While they can’t detail specifics, the students say it’s a life-changing experience which they plan to utilize after graduating and going into the workforce.
TOLEDO, Ohio — Students with the Toledo Technology Academy are getting ready for the real world by working for a start-up car company.
They even had the chance to be part of a secret project developing prototypes on a new truck.
As seniors, the group worked for Core Molding Technologies, which was contracted to design and build the machines for a start-up electric vehicle platform in Temperance.

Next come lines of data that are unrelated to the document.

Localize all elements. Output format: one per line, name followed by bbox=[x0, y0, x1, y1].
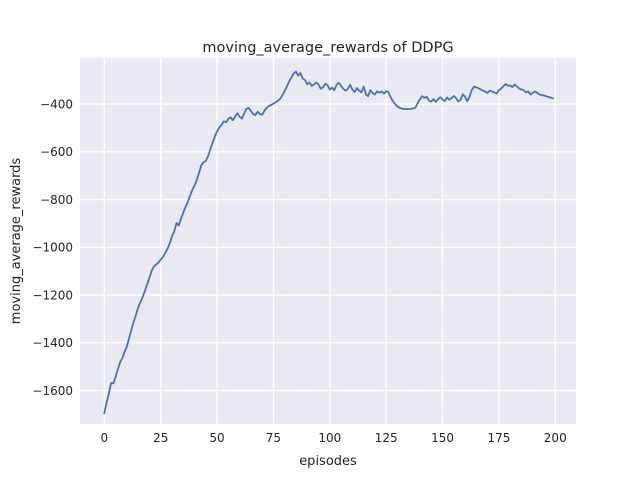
y-tick-label: −800 bbox=[40, 193, 73, 207]
y-tick-label: −1000 bbox=[32, 241, 73, 255]
x-tick-label: 50 bbox=[209, 431, 224, 445]
plot-area bbox=[80, 58, 576, 424]
y-tick-label: −1600 bbox=[32, 384, 73, 398]
x-axis-label: episodes bbox=[299, 454, 357, 469]
gridlines bbox=[80, 58, 576, 424]
x-tick-label: 75 bbox=[266, 431, 281, 445]
x-tick-label: 200 bbox=[544, 431, 567, 445]
x-tick-label: 100 bbox=[318, 431, 341, 445]
x-tick-label: 125 bbox=[375, 431, 398, 445]
reward-line-series bbox=[103, 70, 554, 415]
series-layer bbox=[103, 70, 554, 415]
y-tick-label: −1200 bbox=[32, 288, 73, 302]
x-tick-label: 150 bbox=[431, 431, 454, 445]
y-tick-labels: −400 −600 −800 −1000 −1200 −1400 −1600 bbox=[32, 97, 73, 397]
x-tick-labels: 0 25 50 75 100 125 150 175 200 bbox=[101, 431, 567, 445]
chart-title: moving_average_rewards of DDPG bbox=[202, 40, 453, 56]
y-tick-label: −600 bbox=[40, 145, 73, 159]
x-tick-label: 0 bbox=[101, 431, 109, 445]
y-tick-label: −1400 bbox=[32, 336, 73, 350]
x-tick-label: 175 bbox=[487, 431, 510, 445]
x-tick-label: 25 bbox=[153, 431, 168, 445]
y-axis-label: moving_average_rewards bbox=[9, 158, 24, 325]
y-tick-label: −400 bbox=[40, 97, 73, 111]
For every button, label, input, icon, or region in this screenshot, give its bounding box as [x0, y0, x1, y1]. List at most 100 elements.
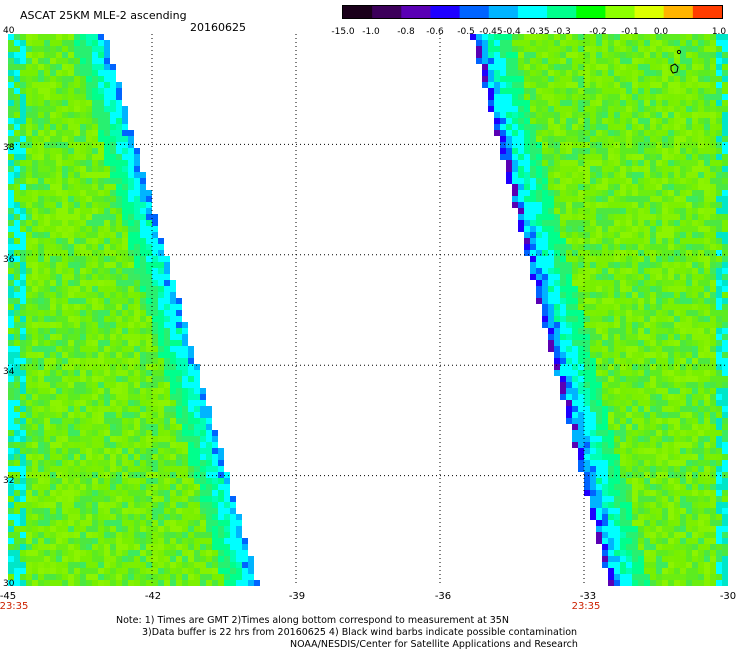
swath-cell [62, 64, 68, 70]
swath-cell [86, 82, 92, 88]
swath-cell [686, 472, 692, 478]
swath-cell [524, 64, 530, 70]
swath-cell [14, 172, 20, 178]
swath-cell [14, 262, 20, 268]
swath-cell [692, 214, 698, 220]
swath-cell [626, 118, 632, 124]
swath-cell [692, 106, 698, 112]
swath-cell [14, 196, 20, 202]
swath-cell [44, 460, 50, 466]
swath-cell [86, 358, 92, 364]
swath-cell [92, 118, 98, 124]
swath-cell [224, 472, 230, 478]
swath-cell [122, 226, 128, 232]
swath-cell [686, 160, 692, 166]
swath-cell [692, 136, 698, 142]
swath-cell [92, 328, 98, 334]
swath-cell [668, 358, 674, 364]
swath-cell [218, 526, 224, 532]
swath-cell [566, 292, 572, 298]
swath-cell [608, 382, 614, 388]
swath-cell [44, 376, 50, 382]
swath-cell [92, 340, 98, 346]
swath-cell [62, 406, 68, 412]
swath-cell [650, 352, 656, 358]
swath-cell [680, 358, 686, 364]
swath-cell [56, 334, 62, 340]
swath-cell [656, 322, 662, 328]
swath-cell [668, 160, 674, 166]
swath-cell [122, 478, 128, 484]
swath-cell [638, 466, 644, 472]
swath-cell [698, 412, 704, 418]
swath-cell [62, 178, 68, 184]
swath-cell [122, 322, 128, 328]
swath-cell [554, 76, 560, 82]
swath-cell [524, 184, 530, 190]
swath-cell [566, 340, 572, 346]
swath-cell [200, 496, 206, 502]
swath-cell [704, 304, 710, 310]
swath-cell [146, 514, 152, 520]
swath-cell [548, 40, 554, 46]
swath-cell [98, 136, 104, 142]
swath-cell [50, 508, 56, 514]
swath-cell [650, 148, 656, 154]
swath-cell [104, 250, 110, 256]
swath-cell [44, 514, 50, 520]
swath-cell [50, 400, 56, 406]
swath-cell [656, 112, 662, 118]
swath-cell [146, 430, 152, 436]
swath-cell [62, 334, 68, 340]
swath-cell [602, 136, 608, 142]
swath-cell [74, 472, 80, 478]
swath-cell [674, 112, 680, 118]
swath-cell [170, 286, 176, 292]
swath-cell [632, 370, 638, 376]
swath-cell [614, 340, 620, 346]
swath-cell [650, 178, 656, 184]
swath-cell [584, 328, 590, 334]
swath-cell [68, 106, 74, 112]
swath-cell [638, 160, 644, 166]
swath-cell [26, 394, 32, 400]
swath-cell [560, 268, 566, 274]
swath-cell [608, 334, 614, 340]
swath-cell [572, 190, 578, 196]
swath-cell [650, 298, 656, 304]
swath-cell [656, 286, 662, 292]
swath-cell [116, 412, 122, 418]
swath-cell [536, 64, 542, 70]
swath-cell [56, 202, 62, 208]
swath-cell [626, 508, 632, 514]
swath-cell [32, 520, 38, 526]
swath-cell [74, 328, 80, 334]
swath-cell [698, 526, 704, 532]
swath-cell [50, 352, 56, 358]
swath-cell [8, 172, 14, 178]
swath-cell [110, 304, 116, 310]
swath-cell [68, 40, 74, 46]
swath-cell [20, 340, 26, 346]
swath-cell [716, 172, 722, 178]
swath-cell [632, 334, 638, 340]
swath-cell [20, 292, 26, 298]
swath-cell [662, 34, 668, 40]
swath-cell [602, 124, 608, 130]
swath-cell [584, 190, 590, 196]
swath-cell [98, 346, 104, 352]
swath-cell [572, 400, 578, 406]
swath-cell [626, 142, 632, 148]
swath-cell [20, 238, 26, 244]
swath-cell [680, 64, 686, 70]
swath-cell [536, 130, 542, 136]
swath-cell [656, 136, 662, 142]
swath-cell [704, 220, 710, 226]
swath-cell [80, 106, 86, 112]
swath-cell [698, 394, 704, 400]
swath-cell [116, 526, 122, 532]
swath-cell [722, 136, 728, 142]
swath-cell [86, 514, 92, 520]
swath-cell [632, 436, 638, 442]
swath-cell [188, 460, 194, 466]
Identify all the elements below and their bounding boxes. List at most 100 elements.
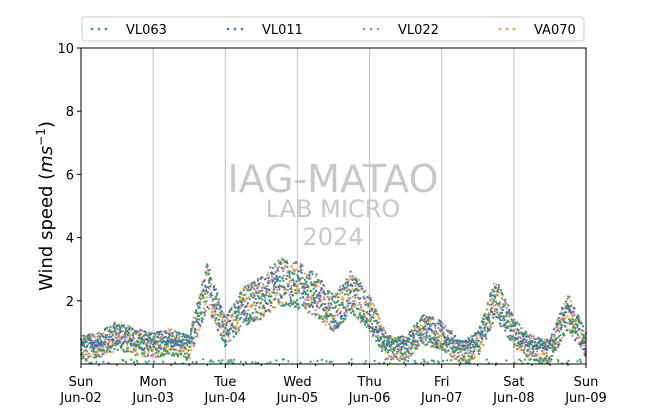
data-point [359,297,362,300]
data-point [415,347,418,350]
data-point [403,361,406,364]
data-point [192,337,195,340]
data-point [449,353,452,356]
data-point [515,338,518,341]
data-point [563,314,566,317]
data-point [390,356,393,359]
data-point [184,352,187,355]
data-point [144,355,147,358]
data-point [323,298,327,301]
data-point [497,290,500,294]
data-point [265,277,268,280]
y-tick-label: 8 [66,105,74,120]
data-point [134,354,137,357]
data-point [156,355,159,358]
data-point [343,293,347,296]
data-point [255,284,258,287]
data-point [410,352,413,355]
data-point [94,336,98,339]
data-point [359,321,362,324]
data-point [255,292,258,295]
data-point [573,313,576,316]
data-point [552,328,556,331]
data-point [207,286,210,289]
data-point [558,312,562,315]
data-point [219,333,222,336]
data-point [466,341,469,344]
data-point [263,299,266,302]
data-point [350,304,354,307]
data-point [435,343,438,346]
data-point [133,361,136,364]
data-point [327,290,330,293]
data-point [353,294,357,297]
data-point [496,312,499,316]
data-point [535,359,539,362]
data-point [422,333,425,336]
data-point [206,263,209,266]
data-point [386,341,389,344]
data-point [278,275,281,278]
data-point [214,319,217,322]
data-point [272,288,275,291]
data-point [571,334,574,337]
data-point [179,350,182,353]
data-point [558,320,561,323]
data-point [206,291,209,294]
data-point [119,329,122,332]
data-point [381,349,384,353]
data-point [341,320,345,323]
data-point [491,321,494,325]
data-point [320,358,324,361]
data-point [344,317,347,320]
data-point [370,309,373,312]
data-point [302,282,305,285]
data-point [284,264,287,267]
data-point [222,312,225,315]
data-point [258,318,261,321]
data-point [407,354,410,357]
data-point [378,325,381,328]
data-point [243,319,246,322]
data-point [565,361,569,364]
data-point [225,315,228,319]
data-point [235,333,238,336]
data-point [124,327,127,330]
data-point [503,324,506,327]
data-point [319,289,323,292]
data-point [293,270,296,273]
data-point [309,281,313,284]
data-point [457,359,460,362]
data-point [428,337,431,341]
data-point [208,268,211,271]
data-point [136,330,139,333]
data-point [195,360,198,363]
data-point [482,344,485,347]
data-point [288,293,291,296]
data-point [112,344,115,347]
data-point [378,317,381,321]
data-point [479,342,482,346]
data-point [170,337,173,340]
data-point [221,320,224,323]
data-point [110,345,113,348]
data-point [254,295,257,298]
data-point [310,298,313,301]
data-point [393,353,396,356]
data-point [82,342,86,346]
data-point [219,326,222,329]
data-point [153,353,156,356]
data-point [370,299,373,302]
data-point [229,358,232,361]
data-point [553,335,556,338]
data-point [108,333,111,336]
data-point [347,299,351,302]
data-point [350,358,353,361]
data-point [425,320,428,323]
data-point [342,306,345,309]
data-point [334,305,338,308]
data-point [165,332,168,335]
data-point [392,350,395,354]
data-point [132,334,135,337]
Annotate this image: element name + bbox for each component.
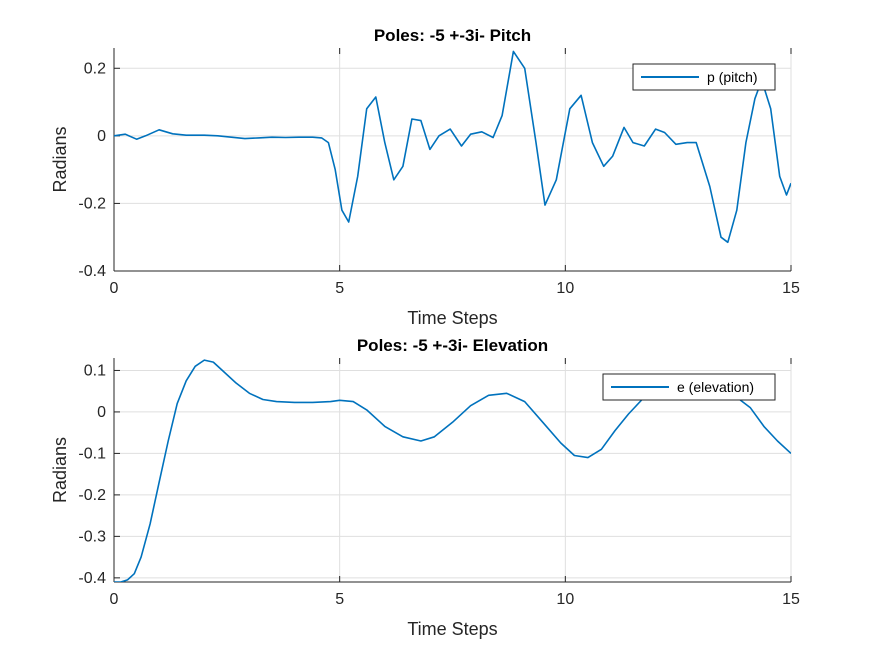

“It was something that some of our students might be very interested in. He called me up and said, ‘hey we need workers. We’re having a hard time finding workers,’ which, that’s what’s happening all over the country right now,” said David Volk, the Assistant Director at Toledo Technology Academy.
With the positions open, four seniors took an internship to work at the company.
“We were making prototypes. So those had to be hand-built. So it, it wasn’t that hard. It was a chill work. It was pretty fun. We mostly did hoods, fenders and outers,” said Brandon Esquiveo, a senior at Toledo Technology Academy.
“Most of us, we were doing work with fiberglass sanding and adhering parts together. We were constructing different parts of car bodies together made of this fiberglass and special chemical adhesive to make sure these car parts bonded properly,” said Jonah Fry, a senior at Toledo Technology Academy.
But that’s about all the students can share.
“If it was proprietary information, then we weren’t allowed to share it. So all I can do really share with you is that it was a future truck design you might see on the road in the next few years,” explained Fry.
It all sounds top secret, but the experience is something these students plan to use after graduating.
“I felt extremely, extremely fortunate. I know that because of COVID, a lot of my senior friends haven’t gotten any opportunities to do an internship. Usually, it’s every senior has an opportunity to leave but because of COVID, very few amount of us were given the opportunity to go anywhere at all,” said Nathan Glenn, a senior at Toledo Technology Academy.
“It was a great insight as to how like the infrastructure versus the social environments, how they collide. And it was, that’s not really something like you learn from a book or in class. It was much more,” said Ethan Guenther, a senior at Toledo Technology Academy.
All four graduated Monday.
They tell us they either plan on going to college or developing a career in engineering and technology.